Manöverkritik: Ich fand die Leistungsschau des Heeres ambitioniert und angemessen. Angesichts der ideologischen und finanziellen Verwahrlosung über Jahrzehnte erscheint die Ernsthaftigkeit und Durchhaltekraft des Kaders nachgerade erstaunlich. Das Erscheinungsbild der Politik bleibt zwiespältig. (Den Wiener Bürgermeister lasse ich als weitgehend unzuständig hier außen vor.) Der Bundespräsident erwies sich als Oberkommandierender trittsicher, in seiner Ansprache allerdings vage. Dem Bundeskanzler könnte man attestieren, dass er von Rede zu Rede immer besser wird, er spricht frei und ist glaubwürdig. Ich mache mir bloß Sorgen, wohin die immer stärkere Emotionalität, wohin das Outrierte dieser Auftritte führen soll – die moderaten Töne fehlen, er kann das kaum mehr steigern. Die Verteidigungsministerin schließlich hatte einen ihrer besten Tage – was angesichts der plötzlich zentralen Rolle ihres Ressorts auch überfällig war. Im Ohr bleiben mir von Klaudia Tanner die Worte „so wahr mir Gott helfe“ und „das Bundesheer kampffähig machen“. Der Gebrauch der religiös konnotierten Gelöbnisformel zu diesem Anlass ist Geschmacksfrage. Die „Kampffähigkeit“ will ich aber an das Ende dieses Textes stellen.

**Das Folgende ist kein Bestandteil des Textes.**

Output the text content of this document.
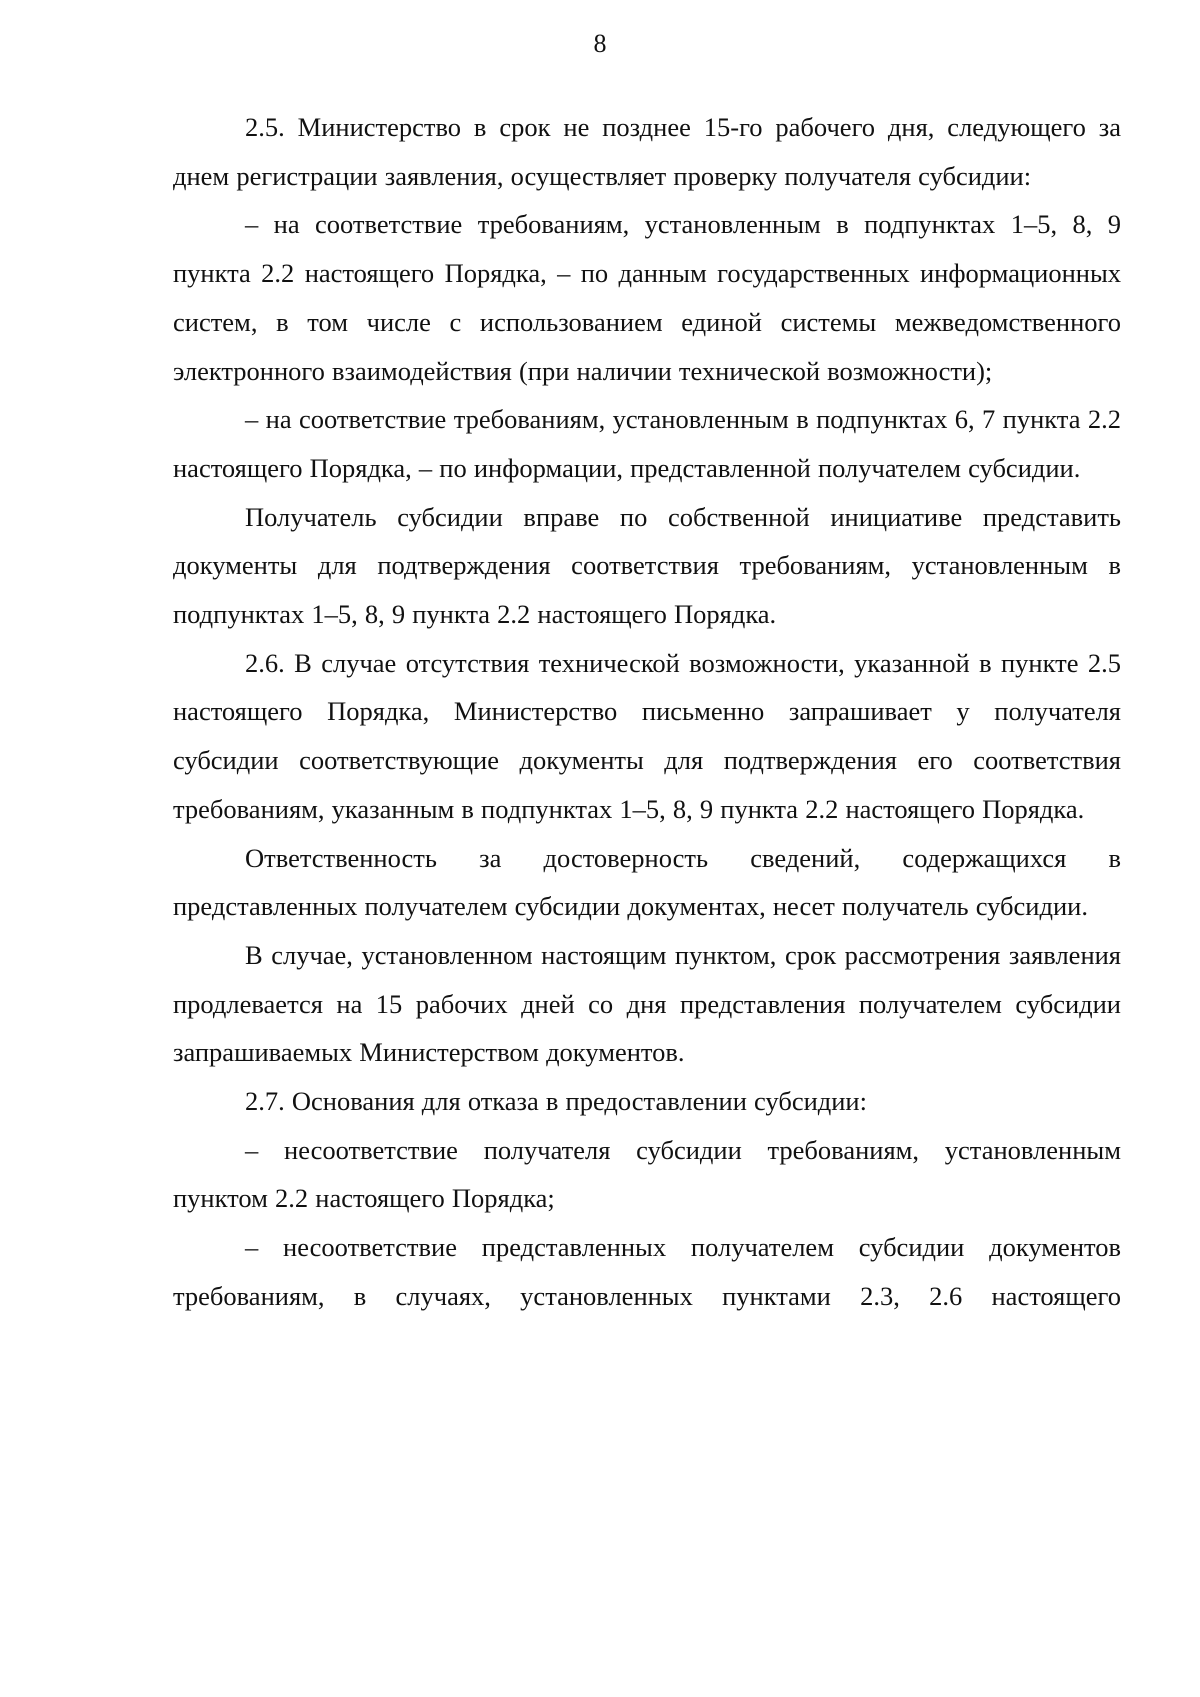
8

2.5. Министерство в срок не позднее 15-го рабочего дня, следующего за днем регистрации заявления, осуществляет проверку получателя субсидии:

– на соответствие требованиям, установленным в подпунктах 1–5, 8, 9 пункта 2.2 настоящего Порядка, – по данным государственных информационных систем, в том числе с использованием единой системы межведомственного электронного взаимодействия (при наличии технической возможности);

– на соответствие требованиям, установленным в подпунктах 6, 7 пункта 2.2 настоящего Порядка, – по информации, представленной получателем субсидии.

Получатель субсидии вправе по собственной инициативе представить документы для подтверждения соответствия требованиям, установленным в подпунктах 1–5, 8, 9 пункта 2.2 настоящего Порядка.

2.6. В случае отсутствия технической возможности, указанной в пункте 2.5 настоящего Порядка, Министерство письменно запрашивает у получателя субсидии соответствующие документы для подтверждения его соответствия требованиям, указанным в подпунктах 1–5, 8, 9 пункта 2.2 настоящего Порядка.

Ответственность за достоверность сведений, содержащихся в представленных получателем субсидии документах, несет получатель субсидии.

В случае, установленном настоящим пунктом, срок рассмотрения заявления продлевается на 15 рабочих дней со дня представления получателем субсидии запрашиваемых Министерством документов.

2.7. Основания для отказа в предоставлении субсидии:

– несоответствие получателя субсидии требованиям, установленным пунктом 2.2 настоящего Порядка;

– несоответствие представленных получателем субсидии документов требованиям, в случаях, установленных пунктами 2.3, 2.6 настоящего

Die neutralisierte Kampffähigkeit
Denn wie diese „Kampffähigkeit“ eingesetzt werden soll, bleibt weiterhin völlig unklar. Das meine ich mit dem „zwiespältigen Erscheinungsbild der Politik“ an jenem Tag. Wohin mit dem ganzen Geld? Bildhaft: Was dann, wenn die Abfangjäger nicht mehr (ist das nicht unglaublich lächerlich!) nachtblind sind? Gegen wen verteidigt dieses Heer Österreich in welcher Angriffssituation? Sind wir nicht weitgehend von NATO-Staaten umgeben, die uns eher nicht überfallen werden (die Schweiz und Liechtenstein auch nicht)? In welchem Verbund werden wir tätig, da die EU-Armee nicht kommen wird und wir bekanntlich nicht als Teil der NATO agieren wollen?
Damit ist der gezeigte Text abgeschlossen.